I know it sounds like all my thinking and actions at home must have taken at least 20-30 minutes before calling the paramedics, but actually it took perhaps 4-5 minutes before the call, and both the fire station and St. Jude are only minutes away from my home, and my Cardiologist was already to go to the OR in his scrubs and get going on restarting my heart (which had stopped somewhere between my arrival and the procedure) and installing the stents.
Why have I written all of this to you with so much detail? Because I want all of you who are so important in my life to know what I learned firsthand, as a Certified Medical Back-Office Assistant in Internal Medicine Clinics, and as one who has lived through a heart attack due to:
1. Being aware that something very different was happening in my body.. not the usual men’s symptoms, but inexplicable things happening (until my sternum and jaws got into the act ). It is said that many more women than men die of their first (and last!) MI because they didn’t know they were having one, and commonly mistake it as indigestion… take some Maalox or other anti-“heartburn” preparation… and go to bed… hoping they’ll feel better in the morning when they wake up… which doesn’t happen.
My female friends, your symptoms might not be exactly like mine, so I advise you to call the paramedics if ANYTHING is unpleasantly happening that you’ve not felt before. It is better to have a “false alarm” visitation than to risk your life guessing what it might be!
2. Note that I said “Call the Paramedics,” Ladies. TIME IS OF THE ESSENCE! Do NOT try to drive yourself to the ER. You’re a hazard to others on the road, and so is your panicked husband/friend who will be speeding and looking anxiously at what’s happening with you instead of the road, and so are your kids or friends a hazard as well. As sure as I sit here, they will get the attention of a cop who will pull you over for speeding–more wasted time. Do NOT call your doctor — he doesn’t know where you live and if it’s at night you won’t reach him anyway, and if it’s daytime, his assistants (or answering service) will tell you to call the Paramedics. He doesn’t carry the equipment in his car that you need to be saved! The Paramedics do — principally OXYGEN that you need ASAP. Your Dr. will be notified later.
3. Don’t assume it couldn’t be a heart attack because you have a normal cholesterol count — I did, and do, too. Research has discovered that a cholesterol elevated reading is rarely the cause of an MI (unless it’s unbelievably high, and/or accompanied by high blood pressure.) MI’s are usually caused by long-term stress and inflammation in the body, which dumps all sorts of deadly hormones into your system to sludge things up in there (and, of course, family genetics can be a factor. I qualify for the latter, and the years 2005 and 2006 have been the most stressful of my life since Jack died in 1981.)

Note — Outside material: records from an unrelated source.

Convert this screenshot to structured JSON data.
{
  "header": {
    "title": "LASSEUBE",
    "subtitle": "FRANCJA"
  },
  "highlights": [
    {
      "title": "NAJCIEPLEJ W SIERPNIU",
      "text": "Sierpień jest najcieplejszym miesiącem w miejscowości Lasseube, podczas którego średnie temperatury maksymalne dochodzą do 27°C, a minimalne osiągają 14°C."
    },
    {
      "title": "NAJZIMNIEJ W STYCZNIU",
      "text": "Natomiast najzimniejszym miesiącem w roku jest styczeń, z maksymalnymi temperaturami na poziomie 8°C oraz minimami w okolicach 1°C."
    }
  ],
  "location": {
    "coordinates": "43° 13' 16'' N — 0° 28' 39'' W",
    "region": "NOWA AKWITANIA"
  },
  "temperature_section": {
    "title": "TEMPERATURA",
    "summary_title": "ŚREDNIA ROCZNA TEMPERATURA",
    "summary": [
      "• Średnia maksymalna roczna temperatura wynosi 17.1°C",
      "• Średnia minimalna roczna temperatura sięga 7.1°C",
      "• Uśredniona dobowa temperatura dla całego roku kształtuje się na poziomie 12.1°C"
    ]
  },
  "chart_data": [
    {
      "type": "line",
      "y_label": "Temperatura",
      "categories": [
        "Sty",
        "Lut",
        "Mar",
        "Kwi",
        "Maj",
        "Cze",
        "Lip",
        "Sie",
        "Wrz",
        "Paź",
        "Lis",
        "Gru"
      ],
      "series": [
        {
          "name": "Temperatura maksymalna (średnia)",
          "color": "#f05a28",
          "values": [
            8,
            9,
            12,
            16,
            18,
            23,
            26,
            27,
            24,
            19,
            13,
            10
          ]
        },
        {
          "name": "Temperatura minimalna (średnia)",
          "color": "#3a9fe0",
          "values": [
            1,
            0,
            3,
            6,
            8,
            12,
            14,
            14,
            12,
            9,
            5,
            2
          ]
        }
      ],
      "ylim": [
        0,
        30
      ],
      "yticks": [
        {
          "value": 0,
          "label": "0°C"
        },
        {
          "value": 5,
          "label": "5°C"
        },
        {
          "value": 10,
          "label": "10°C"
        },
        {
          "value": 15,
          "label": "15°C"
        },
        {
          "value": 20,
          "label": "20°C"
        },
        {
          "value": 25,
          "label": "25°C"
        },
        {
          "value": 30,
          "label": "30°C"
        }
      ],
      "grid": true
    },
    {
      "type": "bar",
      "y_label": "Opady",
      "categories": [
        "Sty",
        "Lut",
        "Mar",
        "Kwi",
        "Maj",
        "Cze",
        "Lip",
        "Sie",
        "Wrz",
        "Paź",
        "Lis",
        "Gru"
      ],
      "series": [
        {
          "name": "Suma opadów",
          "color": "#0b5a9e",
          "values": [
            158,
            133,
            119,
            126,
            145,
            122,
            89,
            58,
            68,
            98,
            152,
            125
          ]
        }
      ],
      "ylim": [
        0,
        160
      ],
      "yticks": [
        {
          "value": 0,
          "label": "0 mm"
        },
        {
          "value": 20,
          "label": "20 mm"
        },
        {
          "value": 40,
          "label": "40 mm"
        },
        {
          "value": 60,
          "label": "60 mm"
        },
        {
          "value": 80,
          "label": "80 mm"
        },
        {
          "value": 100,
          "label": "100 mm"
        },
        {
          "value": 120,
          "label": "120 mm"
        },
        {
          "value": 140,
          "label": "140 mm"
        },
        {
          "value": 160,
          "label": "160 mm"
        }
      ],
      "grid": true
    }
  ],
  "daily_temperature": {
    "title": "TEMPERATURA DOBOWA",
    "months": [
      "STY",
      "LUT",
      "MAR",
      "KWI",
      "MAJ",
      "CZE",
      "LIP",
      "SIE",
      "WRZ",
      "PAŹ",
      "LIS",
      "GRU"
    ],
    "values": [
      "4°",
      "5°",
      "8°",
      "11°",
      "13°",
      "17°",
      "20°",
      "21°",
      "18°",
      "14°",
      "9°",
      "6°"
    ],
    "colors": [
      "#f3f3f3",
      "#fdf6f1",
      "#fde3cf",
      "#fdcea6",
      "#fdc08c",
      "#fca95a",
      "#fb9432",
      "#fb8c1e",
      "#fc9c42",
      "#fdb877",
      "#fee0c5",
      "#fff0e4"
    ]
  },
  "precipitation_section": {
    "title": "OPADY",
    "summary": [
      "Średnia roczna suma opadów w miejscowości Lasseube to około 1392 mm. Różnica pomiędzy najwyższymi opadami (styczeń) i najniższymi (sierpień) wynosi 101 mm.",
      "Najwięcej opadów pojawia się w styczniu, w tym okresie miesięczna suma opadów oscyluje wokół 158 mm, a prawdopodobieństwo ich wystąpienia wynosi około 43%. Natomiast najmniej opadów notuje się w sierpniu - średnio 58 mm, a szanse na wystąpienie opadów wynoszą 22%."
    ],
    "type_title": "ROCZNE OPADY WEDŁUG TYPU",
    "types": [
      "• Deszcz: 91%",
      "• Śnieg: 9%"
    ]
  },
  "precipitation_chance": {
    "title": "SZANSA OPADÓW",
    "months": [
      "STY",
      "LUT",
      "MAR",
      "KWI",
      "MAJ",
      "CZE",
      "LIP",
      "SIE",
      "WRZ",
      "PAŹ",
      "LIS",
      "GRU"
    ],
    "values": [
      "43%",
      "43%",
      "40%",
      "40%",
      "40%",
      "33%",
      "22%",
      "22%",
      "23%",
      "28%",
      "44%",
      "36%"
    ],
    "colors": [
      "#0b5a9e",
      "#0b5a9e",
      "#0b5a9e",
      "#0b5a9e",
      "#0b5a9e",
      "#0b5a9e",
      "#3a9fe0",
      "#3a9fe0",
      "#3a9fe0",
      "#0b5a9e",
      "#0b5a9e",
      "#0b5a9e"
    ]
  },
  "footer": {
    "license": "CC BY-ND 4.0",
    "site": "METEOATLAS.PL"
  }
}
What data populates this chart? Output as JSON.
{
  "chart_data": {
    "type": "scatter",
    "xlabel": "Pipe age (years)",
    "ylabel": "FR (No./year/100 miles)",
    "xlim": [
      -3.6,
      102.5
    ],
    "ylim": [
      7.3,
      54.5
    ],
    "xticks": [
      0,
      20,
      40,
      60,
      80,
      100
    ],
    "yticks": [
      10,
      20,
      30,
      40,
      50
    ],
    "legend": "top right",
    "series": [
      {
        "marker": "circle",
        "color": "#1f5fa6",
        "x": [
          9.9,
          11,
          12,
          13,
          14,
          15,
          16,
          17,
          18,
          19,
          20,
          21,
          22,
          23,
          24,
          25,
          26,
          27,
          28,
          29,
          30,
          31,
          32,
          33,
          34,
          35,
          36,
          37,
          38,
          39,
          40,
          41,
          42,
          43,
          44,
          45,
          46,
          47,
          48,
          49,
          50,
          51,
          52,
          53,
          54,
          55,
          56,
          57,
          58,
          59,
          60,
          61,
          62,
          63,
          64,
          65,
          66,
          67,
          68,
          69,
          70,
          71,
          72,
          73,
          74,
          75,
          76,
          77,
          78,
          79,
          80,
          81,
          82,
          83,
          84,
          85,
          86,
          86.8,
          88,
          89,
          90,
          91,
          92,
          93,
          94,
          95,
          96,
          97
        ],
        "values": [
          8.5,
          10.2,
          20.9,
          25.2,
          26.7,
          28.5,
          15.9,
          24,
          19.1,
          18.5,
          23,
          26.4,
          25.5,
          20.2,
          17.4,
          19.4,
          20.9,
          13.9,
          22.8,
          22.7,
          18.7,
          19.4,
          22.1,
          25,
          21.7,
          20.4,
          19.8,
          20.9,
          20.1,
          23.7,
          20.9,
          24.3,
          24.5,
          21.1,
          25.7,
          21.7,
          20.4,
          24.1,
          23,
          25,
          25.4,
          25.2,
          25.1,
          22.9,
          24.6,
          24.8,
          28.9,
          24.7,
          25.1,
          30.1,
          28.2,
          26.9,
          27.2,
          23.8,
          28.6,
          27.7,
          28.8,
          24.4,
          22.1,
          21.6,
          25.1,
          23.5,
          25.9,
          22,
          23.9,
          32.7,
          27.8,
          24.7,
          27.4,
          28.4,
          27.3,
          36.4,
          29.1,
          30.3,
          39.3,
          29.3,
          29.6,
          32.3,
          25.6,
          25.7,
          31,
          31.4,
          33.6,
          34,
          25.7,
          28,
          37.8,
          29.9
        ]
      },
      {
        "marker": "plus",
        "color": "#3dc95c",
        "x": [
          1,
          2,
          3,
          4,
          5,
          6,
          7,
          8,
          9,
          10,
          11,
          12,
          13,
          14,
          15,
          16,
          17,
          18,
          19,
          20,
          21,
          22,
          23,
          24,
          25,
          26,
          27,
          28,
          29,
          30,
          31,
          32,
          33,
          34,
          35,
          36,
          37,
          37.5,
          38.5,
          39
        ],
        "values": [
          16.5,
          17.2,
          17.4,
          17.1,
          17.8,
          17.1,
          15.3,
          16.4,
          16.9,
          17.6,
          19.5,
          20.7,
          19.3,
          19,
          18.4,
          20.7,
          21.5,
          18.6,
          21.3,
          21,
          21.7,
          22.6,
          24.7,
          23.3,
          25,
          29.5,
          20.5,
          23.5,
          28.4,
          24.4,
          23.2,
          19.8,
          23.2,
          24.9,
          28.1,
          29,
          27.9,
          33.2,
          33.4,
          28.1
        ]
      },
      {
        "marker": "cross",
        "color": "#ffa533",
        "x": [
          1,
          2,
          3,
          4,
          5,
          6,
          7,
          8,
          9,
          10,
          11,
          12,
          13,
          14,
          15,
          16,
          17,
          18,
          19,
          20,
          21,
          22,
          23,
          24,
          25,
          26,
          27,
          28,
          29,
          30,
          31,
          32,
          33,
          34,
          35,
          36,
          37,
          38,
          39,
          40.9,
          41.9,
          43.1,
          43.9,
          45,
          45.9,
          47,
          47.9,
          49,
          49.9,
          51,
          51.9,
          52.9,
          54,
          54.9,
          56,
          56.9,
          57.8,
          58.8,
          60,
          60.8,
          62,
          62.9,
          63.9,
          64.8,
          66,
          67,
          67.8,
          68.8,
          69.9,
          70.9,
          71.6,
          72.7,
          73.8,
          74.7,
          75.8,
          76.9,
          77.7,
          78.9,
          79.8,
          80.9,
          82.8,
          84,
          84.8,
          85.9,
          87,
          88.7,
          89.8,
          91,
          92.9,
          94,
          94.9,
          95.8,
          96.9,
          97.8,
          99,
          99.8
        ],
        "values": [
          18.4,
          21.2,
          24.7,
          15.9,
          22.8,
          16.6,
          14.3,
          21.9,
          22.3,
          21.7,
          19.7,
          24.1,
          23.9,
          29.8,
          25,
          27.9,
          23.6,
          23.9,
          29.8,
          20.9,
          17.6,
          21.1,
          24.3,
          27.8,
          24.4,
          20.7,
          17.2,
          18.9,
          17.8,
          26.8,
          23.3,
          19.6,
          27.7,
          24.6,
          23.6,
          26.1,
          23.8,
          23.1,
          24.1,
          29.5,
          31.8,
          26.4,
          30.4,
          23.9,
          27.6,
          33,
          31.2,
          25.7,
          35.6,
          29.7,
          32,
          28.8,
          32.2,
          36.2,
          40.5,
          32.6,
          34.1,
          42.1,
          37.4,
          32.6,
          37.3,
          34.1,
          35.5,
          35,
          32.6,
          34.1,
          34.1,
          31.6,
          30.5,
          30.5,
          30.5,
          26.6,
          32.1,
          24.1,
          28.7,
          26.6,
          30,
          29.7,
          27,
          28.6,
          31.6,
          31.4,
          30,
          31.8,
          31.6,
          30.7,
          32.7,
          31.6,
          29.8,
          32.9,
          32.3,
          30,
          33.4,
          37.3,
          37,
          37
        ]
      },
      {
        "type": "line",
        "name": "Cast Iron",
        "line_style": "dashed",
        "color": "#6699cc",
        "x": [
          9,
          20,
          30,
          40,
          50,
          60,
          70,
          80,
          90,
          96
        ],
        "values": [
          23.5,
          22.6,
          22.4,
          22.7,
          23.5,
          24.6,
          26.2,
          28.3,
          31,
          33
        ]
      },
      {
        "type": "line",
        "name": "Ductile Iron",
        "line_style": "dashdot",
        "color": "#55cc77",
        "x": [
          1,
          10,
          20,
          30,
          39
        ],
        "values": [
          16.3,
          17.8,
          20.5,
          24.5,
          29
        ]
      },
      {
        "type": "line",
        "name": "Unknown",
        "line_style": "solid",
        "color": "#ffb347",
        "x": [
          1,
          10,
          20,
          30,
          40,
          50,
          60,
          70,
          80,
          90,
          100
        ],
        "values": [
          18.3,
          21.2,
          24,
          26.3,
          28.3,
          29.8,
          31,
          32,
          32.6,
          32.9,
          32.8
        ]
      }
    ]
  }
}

A serious note about heart attacks: Women should know that not every heart attack symptom is going to be the left arm hurting. Be aware of intense pain in the jaw line, or even pressure there and under the sternum, or “indigestion” symptoms, especially if you haven’t eaten in several hours. You may never have the first chest pain during the course of a heart attack, but heaviness /pressure under the sternum is common. Nausea and intense sweating are also common symptoms, but not necessarily in the women. 60% of people who have heart attacks while they are asleep do not wake up.
Pain in the jaw can wake you from a sound sleep. Let’s be careful and be aware. The more we know, the better chance we could survive.